Cette pauvre âme, oubliée dans un coin du ciel par son ange gardien, amoureux sans doute de quelque Éloa, et jetée ensuite dans un monde dont toutes ses sœurs s’en étaient allées, nageait alors dans une joie ineffable et pure : elle se croyait en 1500.
Pour tromper son ennui, le bon Élias Wildmanstadius sculptait, avec un canif, de petites cathédrales de liège, peignait des miniatures à la manière gothique, transcrivait de vieilles chroniques, et faisait des portraits de vierges, avec des auréoles et des nimbes d’or.

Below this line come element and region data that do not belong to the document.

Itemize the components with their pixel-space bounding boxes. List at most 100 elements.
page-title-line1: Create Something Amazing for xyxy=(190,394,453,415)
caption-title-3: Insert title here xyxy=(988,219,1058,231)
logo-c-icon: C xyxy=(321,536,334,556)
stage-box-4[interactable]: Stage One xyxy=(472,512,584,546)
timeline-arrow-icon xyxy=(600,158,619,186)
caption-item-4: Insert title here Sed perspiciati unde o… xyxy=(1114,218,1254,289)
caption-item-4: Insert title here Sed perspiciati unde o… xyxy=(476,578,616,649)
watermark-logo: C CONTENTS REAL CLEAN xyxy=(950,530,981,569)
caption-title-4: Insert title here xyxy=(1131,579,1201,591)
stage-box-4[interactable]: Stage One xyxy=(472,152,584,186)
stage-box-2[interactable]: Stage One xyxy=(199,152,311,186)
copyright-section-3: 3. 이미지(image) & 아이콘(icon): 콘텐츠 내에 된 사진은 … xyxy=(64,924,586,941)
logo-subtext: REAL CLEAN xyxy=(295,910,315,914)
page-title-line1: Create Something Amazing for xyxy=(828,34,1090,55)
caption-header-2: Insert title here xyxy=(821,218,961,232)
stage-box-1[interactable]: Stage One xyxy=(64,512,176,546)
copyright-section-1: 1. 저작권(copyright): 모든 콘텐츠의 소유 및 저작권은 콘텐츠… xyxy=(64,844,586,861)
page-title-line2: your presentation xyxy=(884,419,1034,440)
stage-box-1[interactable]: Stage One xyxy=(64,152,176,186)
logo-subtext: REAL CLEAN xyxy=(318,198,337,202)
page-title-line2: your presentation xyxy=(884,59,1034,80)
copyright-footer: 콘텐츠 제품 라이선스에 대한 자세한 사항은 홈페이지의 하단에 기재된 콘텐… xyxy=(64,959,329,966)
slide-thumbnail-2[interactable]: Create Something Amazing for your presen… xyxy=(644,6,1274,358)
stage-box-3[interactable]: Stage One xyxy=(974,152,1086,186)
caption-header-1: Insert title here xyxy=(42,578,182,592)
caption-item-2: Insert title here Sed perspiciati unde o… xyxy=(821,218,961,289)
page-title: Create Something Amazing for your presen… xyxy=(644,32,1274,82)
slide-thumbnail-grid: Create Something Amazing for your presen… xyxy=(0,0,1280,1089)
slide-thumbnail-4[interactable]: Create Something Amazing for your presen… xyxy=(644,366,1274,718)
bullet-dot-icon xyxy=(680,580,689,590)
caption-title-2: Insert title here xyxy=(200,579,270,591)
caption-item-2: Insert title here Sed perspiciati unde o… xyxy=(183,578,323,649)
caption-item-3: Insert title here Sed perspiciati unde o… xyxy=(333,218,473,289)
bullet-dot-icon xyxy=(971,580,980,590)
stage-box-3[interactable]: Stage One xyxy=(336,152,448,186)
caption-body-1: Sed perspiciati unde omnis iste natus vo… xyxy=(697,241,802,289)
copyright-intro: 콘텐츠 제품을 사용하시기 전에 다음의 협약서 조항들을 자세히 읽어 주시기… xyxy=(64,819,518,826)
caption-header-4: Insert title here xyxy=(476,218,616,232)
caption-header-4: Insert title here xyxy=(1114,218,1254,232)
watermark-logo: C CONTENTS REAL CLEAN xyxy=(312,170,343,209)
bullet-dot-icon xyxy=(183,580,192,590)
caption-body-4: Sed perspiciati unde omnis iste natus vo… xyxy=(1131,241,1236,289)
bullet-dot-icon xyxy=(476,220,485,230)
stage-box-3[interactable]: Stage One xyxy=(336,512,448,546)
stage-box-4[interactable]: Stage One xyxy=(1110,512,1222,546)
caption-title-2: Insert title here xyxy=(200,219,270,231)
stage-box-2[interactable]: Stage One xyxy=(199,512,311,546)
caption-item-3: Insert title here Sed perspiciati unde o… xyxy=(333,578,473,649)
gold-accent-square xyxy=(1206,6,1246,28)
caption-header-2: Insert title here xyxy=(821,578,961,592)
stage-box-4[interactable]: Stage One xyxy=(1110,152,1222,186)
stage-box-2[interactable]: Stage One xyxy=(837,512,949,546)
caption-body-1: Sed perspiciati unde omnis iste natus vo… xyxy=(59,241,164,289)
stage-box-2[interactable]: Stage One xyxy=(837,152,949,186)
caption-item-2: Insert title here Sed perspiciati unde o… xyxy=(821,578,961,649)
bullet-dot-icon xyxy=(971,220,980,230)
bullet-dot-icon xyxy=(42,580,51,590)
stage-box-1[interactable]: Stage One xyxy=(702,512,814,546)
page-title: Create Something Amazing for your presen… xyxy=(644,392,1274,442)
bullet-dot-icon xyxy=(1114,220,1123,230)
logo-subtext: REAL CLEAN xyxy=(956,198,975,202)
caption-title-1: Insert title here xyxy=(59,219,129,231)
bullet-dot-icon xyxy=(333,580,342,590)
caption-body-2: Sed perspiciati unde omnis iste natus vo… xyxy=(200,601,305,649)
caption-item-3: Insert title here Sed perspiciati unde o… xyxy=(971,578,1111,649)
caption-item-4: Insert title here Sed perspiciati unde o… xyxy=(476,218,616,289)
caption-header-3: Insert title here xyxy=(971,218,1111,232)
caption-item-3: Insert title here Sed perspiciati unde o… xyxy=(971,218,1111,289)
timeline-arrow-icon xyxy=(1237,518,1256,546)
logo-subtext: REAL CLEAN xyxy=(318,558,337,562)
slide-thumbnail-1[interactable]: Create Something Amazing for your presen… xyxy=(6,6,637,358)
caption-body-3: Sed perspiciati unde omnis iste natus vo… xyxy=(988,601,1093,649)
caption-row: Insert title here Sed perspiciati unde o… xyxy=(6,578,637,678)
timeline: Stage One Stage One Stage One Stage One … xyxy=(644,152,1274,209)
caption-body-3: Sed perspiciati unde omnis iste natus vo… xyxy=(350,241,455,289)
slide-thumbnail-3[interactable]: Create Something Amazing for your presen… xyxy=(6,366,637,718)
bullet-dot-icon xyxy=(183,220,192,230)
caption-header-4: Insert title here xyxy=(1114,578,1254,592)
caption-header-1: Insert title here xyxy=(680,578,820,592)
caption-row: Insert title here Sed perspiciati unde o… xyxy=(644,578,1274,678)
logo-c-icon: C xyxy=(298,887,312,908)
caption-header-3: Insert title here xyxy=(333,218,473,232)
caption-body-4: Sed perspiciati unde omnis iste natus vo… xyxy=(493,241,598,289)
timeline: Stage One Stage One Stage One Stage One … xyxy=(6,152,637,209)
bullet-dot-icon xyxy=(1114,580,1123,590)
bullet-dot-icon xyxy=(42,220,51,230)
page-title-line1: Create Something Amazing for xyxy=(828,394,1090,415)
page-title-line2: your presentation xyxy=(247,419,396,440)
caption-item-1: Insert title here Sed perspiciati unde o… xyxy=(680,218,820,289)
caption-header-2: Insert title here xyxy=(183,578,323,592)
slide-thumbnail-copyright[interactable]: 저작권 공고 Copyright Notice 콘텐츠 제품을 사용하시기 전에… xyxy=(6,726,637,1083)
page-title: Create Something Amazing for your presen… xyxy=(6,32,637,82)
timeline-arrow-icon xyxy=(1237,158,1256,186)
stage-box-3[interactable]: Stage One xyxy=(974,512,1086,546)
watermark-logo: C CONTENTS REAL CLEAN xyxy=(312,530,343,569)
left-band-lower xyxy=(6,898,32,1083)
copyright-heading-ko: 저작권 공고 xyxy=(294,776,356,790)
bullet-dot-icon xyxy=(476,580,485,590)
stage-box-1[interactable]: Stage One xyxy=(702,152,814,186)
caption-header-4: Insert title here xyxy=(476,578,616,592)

Il vécut ainsi fort longtemps, peu compris et ne pouvant comprendre. Sa fin fut digne de sa vie. Il y a deux ans, le tonnerre tomba sur la cathédrale, et y fit de grands ravages. Par l’effet d’une sympathie mystérieuse, le bon Élias mourut de mort subite, précisément à la même heure, dans sa maison (c’est celle qui fait l’angle du vieux marché, et où l’on voit une madone), assis dans un grand fauteuil, au moment où il achevait un dessin de la cathédrale. On l’enterra, comme il l’avait toujours demandé, dans la chapelle où il avait passé tant d’heures de sa vie, sous la pierre qu’il avait usée de ses genoux. Il est maintenant là-haut, en compagnie des chérubins, de la Vierge et des saints, qu’il aimait tant, dans son beau paradis d’or et d’azur, et sans doute il ne manquerait rien à son bonheur, si l’épitaphe de son tombeau n’était pas en style et en caractères évidemment modernes.